Dopo aver definito il quadro generale, il documento individua quattro principali attori ostili: Russia, Cina, Iran e Corea del Nord. Mosca sarebbe impegnata in «sabotaggi, cyberattacchi e campagne di disinformazione», mentre Pechino adotterebbe una «strategia multi-vettoriale» basata su leva economica, penetrazione tecnologica e influenza informativa. In questo senso, l’Italia è ancora vulnerabile in alcuni settori strategici: energia, trasporti, comunicazioni, sanità e finanza. Nel primo semestre 2025, infatti, la Difesa ha registrato «1.549 eventi cyber e 346 incidenti con impatto confermato», con una crescita marcata rispetto all’anno precedente. Il settore sanitario è «tra i più colpiti», mentre le Pmi restano bersagli frequenti per la mancanza di difese adeguate.

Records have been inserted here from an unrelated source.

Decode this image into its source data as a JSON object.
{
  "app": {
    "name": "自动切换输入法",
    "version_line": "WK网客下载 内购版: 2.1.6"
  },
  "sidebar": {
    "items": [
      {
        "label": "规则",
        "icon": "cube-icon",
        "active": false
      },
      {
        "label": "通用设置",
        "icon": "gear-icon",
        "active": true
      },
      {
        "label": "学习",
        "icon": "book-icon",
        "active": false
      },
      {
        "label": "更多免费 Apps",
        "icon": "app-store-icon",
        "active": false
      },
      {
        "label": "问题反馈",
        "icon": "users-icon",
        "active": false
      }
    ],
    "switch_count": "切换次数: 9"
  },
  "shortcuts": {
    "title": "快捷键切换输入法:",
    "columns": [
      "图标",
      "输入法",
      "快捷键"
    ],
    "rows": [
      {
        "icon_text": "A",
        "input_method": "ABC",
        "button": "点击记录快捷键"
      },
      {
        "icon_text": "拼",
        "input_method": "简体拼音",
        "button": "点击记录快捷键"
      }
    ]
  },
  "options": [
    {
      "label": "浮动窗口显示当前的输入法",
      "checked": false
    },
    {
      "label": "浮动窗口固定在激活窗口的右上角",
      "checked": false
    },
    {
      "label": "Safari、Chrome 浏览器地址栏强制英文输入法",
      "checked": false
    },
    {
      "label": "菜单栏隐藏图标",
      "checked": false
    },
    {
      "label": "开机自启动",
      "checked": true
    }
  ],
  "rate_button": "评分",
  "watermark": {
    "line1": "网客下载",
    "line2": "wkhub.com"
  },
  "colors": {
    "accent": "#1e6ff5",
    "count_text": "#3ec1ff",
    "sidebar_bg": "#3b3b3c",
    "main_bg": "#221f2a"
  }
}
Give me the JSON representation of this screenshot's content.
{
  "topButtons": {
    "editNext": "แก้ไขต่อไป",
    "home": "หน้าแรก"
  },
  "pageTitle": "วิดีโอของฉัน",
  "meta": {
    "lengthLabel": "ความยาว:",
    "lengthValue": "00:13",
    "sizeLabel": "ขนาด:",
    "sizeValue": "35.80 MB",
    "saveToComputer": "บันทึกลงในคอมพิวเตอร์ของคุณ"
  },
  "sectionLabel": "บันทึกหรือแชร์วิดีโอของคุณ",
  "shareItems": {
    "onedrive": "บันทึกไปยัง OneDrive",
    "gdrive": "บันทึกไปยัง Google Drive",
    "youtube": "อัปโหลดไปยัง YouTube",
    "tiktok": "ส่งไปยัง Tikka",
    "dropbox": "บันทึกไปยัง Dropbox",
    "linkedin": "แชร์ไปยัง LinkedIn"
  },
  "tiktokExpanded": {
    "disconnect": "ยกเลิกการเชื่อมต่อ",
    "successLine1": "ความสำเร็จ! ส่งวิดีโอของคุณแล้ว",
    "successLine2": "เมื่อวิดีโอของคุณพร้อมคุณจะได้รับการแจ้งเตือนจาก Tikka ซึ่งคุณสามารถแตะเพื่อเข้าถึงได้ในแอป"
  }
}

Passando al piano operativo, Crosetto sostiene che la difesa passiva non basti più e che occorra assumere una «postura predittiva e adattiva», capace di prevenire e, se necessario, neutralizzare le attività ostili. Di qui l’idea di definire uno «spazio cyber di interesse nazionale» entro cui la Difesa possa operare con continuità e con regole chiare, applicando al dominio digitale la stessa logica che vale per i confini fisici.
Il ministro propone poi un nuovo Comando congiunto per le operazioni cyber, elettromagnetiche e cognitive, per evitare la frammentazione attuale e ricondurre tutto sotto un’unica regia. Il nodo centrale, però, rimane la creazione di un’«Arma cyber civile-militare»: una forza iniziale di «1.200-1.500 unità», con una componente operativa pari al 75%, attiva 24 ore su 24 e 365 giorni all’anno. In prospettiva però, secondo Crosetto, una struttura davvero adeguata dovrebbe arrivare ad almeno «5.000 unità». L’obiettivo dichiarato è quindi sviluppare non solo difesa delle reti, ma anche capacità proattive (disturbare, bloccare o anticipare gli attacchi) sempre entro il quadro delle norme internazionali e in raccordo con la Nato.
Nel documento si cita anche la possibilità di impiegare personale civile specializzato, creare una riserva cyber e rafforzare l’integrazione con l’intelligence. Accanto all’Arma cyber, infatti, Crosetto propone di creare un «Centro per il contrasto alla guerra ibrida» incaricato di coordinare le risposte, analizzare campagne di disinformazione e collaborare con università e imprese, per dotare l’Italia di «anticorpi» sociali contro propaganda e manipolazione. Insomma, «siamo sotto attacco e le bombe hybrid continuano a cadere». La minaccia, spiega Crosetto, non è episodica ma strutturale. E «il tempo per agire è subito».